= Karl Kübel Foundation for Children and Families =

The Karl Kübel Stiftung für Kind und Familie is a German foundation that implements and promotes projects for children and families in Germany, Kosovo, India and other nations in Asia and Africa.

The foundation was established in 1972 by the entrepreneur Karl Kübel, who contributed the proceeds from the sale of his 3K-Möbelwerke company in 1973 and the majority of his personal assets to the foundation. In addition to the income generated by the foundation’s assets, external funding and donations form the financial basis for the foundation’s work. The foundation also receives third-party funding and donations. It is headquartered in Bensheim, Germany.

== Outline ==
The non-profit commitment of the Foundation is divided into three areas: domestic work, education and development cooperation.

The Department Inland and Communication initiates and supports sustainable projects for holistic education in the social area - GaBi. Its goal is to sensitize politics, business, and society to the needs of diverse families and to shape a family-friendly environment in conjunction with partners. Their commitment is, among other things, the model development of child and family centers and the establishment of participatory structures.

In Germany, the foundation runs currently one educational institute: The Odenwald Institute in Hessian Forest-Michelbach with conference rooms on the Tromm. The institute provide courses and activities on personality development, leadership, personal and professional development and strengthening family life.
From 1995 to the end of 2023, the Karl Kübel Foundation also maintained the Felsenweg Institute in Dresden and, from 1995 to 2018, the Osterberg Institute in Niederkleveez, Schleswig-Holstein.

In India, the Karl Kübel Institute for Development Education was opened in Coimbatore, Tamil Nadu in 1999 to train the employees of the partner organizations.

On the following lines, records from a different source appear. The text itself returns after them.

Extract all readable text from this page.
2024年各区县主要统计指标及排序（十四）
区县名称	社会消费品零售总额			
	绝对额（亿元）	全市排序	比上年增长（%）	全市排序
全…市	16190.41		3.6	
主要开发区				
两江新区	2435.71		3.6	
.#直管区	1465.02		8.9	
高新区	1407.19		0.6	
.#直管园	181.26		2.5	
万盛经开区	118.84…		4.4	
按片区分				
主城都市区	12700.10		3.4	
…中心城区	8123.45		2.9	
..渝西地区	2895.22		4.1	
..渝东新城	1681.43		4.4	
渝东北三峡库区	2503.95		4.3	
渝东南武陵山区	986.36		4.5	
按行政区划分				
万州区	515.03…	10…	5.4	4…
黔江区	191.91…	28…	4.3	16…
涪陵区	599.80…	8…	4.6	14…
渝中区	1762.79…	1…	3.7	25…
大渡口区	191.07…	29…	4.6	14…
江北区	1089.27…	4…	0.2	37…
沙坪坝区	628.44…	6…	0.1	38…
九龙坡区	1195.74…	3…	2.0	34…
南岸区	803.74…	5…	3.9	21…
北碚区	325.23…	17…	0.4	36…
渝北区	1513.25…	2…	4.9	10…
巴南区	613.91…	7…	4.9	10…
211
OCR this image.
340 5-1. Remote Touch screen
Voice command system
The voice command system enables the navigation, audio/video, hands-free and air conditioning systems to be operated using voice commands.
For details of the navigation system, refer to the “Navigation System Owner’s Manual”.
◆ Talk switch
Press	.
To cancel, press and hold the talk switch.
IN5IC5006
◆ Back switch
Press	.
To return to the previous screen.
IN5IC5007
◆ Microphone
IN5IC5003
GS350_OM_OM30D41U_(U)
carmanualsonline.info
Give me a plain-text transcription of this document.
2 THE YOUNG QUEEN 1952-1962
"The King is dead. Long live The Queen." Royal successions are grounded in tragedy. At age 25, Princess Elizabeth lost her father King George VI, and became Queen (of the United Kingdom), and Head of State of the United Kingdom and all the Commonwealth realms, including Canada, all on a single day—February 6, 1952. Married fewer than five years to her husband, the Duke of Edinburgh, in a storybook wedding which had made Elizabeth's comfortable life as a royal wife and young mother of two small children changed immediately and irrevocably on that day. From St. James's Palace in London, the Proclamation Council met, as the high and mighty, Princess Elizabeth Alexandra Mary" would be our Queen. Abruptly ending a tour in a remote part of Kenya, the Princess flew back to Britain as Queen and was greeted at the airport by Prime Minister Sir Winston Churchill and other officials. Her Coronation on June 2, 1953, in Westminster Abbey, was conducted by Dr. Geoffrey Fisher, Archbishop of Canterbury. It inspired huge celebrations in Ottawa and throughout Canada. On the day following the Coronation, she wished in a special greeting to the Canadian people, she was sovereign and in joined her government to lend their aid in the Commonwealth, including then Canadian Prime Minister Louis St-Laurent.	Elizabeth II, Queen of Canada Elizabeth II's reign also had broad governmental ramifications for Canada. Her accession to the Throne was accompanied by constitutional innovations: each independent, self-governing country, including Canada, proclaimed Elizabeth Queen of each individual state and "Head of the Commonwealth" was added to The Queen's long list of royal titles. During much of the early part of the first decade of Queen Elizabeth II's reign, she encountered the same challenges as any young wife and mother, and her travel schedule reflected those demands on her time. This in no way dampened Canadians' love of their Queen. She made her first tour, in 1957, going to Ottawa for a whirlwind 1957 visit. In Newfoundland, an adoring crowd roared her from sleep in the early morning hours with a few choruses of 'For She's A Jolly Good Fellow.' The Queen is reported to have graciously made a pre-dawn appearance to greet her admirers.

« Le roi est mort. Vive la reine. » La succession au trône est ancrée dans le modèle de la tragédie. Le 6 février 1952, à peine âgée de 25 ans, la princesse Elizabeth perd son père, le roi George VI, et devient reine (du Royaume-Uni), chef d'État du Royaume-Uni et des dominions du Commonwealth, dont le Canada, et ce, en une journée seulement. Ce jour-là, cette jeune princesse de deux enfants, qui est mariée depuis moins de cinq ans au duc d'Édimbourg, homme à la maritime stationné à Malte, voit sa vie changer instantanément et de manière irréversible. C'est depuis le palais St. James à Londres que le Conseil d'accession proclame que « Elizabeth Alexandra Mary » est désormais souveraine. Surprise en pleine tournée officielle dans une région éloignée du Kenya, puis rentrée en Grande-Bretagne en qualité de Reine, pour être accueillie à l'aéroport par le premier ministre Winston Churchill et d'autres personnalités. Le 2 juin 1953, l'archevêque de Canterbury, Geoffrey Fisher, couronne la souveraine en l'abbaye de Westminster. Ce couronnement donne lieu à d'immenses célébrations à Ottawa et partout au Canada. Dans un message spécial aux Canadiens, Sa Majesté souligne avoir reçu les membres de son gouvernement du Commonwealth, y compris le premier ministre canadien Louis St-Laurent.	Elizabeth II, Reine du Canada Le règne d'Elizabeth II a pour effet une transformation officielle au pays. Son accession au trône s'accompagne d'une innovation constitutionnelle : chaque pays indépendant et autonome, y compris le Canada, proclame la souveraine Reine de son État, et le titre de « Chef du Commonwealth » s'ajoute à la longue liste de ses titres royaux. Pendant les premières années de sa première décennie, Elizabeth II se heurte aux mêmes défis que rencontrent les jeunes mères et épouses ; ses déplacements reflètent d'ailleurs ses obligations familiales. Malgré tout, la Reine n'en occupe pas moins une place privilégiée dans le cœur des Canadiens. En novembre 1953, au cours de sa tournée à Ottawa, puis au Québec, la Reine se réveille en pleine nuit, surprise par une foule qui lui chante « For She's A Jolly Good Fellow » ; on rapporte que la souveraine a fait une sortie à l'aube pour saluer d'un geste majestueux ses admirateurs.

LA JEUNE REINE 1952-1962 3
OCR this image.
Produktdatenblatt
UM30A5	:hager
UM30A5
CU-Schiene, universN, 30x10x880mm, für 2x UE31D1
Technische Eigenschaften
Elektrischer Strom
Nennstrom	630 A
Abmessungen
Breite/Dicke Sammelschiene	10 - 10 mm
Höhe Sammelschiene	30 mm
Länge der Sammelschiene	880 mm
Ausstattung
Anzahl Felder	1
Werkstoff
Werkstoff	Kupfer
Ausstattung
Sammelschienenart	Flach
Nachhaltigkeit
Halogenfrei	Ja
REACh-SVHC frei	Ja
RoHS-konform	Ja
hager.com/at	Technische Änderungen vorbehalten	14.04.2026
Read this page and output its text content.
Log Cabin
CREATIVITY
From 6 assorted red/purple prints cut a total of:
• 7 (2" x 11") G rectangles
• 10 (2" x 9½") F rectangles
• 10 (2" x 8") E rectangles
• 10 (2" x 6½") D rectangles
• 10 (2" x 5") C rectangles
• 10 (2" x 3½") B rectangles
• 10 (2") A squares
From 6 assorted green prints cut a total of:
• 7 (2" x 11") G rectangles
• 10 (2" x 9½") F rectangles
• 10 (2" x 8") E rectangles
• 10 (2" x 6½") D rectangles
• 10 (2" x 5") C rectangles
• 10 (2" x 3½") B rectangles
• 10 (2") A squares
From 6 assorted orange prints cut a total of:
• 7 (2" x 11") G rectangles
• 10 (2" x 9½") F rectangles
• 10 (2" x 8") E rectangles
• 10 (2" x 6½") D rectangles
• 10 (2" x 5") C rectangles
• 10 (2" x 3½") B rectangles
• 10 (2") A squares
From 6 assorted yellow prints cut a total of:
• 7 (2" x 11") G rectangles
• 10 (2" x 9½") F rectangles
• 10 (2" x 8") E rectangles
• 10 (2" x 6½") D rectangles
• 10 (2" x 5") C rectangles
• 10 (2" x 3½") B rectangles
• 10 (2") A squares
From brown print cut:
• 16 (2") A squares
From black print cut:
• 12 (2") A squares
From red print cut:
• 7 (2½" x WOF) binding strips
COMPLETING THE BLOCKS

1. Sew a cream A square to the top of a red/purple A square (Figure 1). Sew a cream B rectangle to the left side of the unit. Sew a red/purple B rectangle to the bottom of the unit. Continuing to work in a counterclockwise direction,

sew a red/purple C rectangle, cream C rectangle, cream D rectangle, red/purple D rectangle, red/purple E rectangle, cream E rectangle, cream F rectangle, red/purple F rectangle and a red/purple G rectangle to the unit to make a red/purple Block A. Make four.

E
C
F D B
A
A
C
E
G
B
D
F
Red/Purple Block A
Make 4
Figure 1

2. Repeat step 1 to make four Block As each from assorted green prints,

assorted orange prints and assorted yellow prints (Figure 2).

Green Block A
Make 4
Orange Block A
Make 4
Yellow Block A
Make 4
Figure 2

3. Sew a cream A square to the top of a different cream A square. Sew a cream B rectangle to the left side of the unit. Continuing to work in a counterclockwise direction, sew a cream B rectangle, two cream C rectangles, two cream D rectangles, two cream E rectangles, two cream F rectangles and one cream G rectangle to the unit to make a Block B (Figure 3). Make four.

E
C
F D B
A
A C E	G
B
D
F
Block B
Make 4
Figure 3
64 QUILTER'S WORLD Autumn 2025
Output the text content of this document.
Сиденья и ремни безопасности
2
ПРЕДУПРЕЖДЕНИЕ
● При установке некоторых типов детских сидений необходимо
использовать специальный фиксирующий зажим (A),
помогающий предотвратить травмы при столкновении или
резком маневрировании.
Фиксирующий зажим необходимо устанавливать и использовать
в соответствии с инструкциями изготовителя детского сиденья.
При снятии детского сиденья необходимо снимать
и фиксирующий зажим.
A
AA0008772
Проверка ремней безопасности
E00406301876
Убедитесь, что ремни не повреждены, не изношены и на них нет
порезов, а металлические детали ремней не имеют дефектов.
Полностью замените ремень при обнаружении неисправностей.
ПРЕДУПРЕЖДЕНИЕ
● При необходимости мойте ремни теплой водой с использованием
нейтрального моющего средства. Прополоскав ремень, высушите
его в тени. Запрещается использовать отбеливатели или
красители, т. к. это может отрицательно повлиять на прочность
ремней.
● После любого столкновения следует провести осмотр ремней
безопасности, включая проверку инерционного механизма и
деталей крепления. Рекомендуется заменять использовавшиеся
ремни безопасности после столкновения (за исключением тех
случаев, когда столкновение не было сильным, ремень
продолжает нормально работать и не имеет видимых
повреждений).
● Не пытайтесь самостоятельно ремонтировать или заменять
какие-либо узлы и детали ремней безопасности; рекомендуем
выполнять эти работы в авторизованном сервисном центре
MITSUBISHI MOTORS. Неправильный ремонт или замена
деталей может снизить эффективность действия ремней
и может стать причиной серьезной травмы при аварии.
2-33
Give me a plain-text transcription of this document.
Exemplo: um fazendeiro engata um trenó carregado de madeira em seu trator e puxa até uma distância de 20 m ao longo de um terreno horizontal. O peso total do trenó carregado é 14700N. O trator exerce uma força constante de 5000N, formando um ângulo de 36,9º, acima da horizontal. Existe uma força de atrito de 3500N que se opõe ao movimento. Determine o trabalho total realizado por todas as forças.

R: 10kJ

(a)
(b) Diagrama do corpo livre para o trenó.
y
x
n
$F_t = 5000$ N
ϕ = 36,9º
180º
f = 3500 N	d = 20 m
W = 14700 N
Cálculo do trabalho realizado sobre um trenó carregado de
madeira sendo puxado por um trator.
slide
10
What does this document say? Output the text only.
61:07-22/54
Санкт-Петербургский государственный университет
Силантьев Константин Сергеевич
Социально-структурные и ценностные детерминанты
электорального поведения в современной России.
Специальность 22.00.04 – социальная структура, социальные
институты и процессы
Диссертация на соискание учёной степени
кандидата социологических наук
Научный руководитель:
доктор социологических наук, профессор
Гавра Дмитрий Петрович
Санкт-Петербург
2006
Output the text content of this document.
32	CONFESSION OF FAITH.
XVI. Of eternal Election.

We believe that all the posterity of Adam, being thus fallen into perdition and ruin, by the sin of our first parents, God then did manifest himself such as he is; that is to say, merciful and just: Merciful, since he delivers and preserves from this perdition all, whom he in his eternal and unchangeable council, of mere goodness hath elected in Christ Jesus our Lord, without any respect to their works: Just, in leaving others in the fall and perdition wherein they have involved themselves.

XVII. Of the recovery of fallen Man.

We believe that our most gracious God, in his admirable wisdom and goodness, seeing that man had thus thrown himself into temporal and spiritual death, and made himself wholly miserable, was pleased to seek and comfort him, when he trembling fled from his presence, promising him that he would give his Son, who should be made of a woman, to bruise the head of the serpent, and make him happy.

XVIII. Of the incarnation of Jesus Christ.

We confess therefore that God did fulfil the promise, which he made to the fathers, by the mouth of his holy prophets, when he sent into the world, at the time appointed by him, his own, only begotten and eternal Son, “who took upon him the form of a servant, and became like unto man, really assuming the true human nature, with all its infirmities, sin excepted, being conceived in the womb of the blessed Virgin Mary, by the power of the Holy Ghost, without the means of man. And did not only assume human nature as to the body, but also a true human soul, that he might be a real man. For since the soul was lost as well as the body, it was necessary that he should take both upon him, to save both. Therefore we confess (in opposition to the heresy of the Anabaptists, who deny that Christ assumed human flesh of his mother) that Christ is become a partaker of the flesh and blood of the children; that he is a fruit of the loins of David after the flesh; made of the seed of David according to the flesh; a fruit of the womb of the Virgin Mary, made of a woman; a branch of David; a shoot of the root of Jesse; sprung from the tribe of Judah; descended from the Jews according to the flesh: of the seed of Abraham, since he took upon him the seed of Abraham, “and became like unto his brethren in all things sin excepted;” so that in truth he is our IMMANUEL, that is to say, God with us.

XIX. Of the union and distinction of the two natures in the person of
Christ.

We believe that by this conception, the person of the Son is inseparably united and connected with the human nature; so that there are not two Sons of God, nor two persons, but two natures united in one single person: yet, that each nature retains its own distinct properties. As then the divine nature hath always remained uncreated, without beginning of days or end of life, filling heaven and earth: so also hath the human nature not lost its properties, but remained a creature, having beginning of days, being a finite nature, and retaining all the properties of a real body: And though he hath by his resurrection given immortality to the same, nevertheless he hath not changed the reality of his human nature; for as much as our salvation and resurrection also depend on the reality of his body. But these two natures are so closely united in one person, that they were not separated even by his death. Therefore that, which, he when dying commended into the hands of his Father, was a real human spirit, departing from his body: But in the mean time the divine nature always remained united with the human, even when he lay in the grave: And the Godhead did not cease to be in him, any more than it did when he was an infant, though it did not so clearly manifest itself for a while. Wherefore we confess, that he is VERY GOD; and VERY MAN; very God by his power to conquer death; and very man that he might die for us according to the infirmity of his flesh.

The Foundation's development cooperation activities are centered around projects in India, the Philippines, Kosovo, Ethiopia and Nepal, as well as development policy education in Germany.

== Projects ==
In Germany, behind the title "GaBi - Holistic Education in the Social Space", projects such as "Drop In (inclusive)" and the development of family-friendly neighborhoods, and Early Excellence. The foundation cooperates with many federal states, counties, municipalities and cities. Significant co-operation exists with Hesse, Saxony, Thuringia and Berlin. Numerous local projects include drop in (inclusive), literacy - learning with real - life, discussions on the topics of work with children from disadvantaged families, inclusion and opportunities in early childhood education.

The Foundation organizes large-scale events, such as the Hessian Family Day, which is held every two years together with the Hessian Ministry for Social Affairs and Integration and in cooperation with the host city, with an average of 30,000 visitors. The Karl Kübel Foundation has been running the Hessen Foundation since 2004.

In the areas of development co-operation, the main objectives are the improvement of the living conditions of particularly in needy population groups on the ground and the sharpening of the consciousness for global responsibility in Germany. The foundation participates in the "weltwärts-Programm" of the German Federal Government and sends young volunteers to their projects in India and the Philippines.

== Karl Kübel Prize ==
Since 1990 - with a ten-year interruption - the Karl Kübel Foundation has awarded the Karl Kübel Prize, which has been promoted nationwide.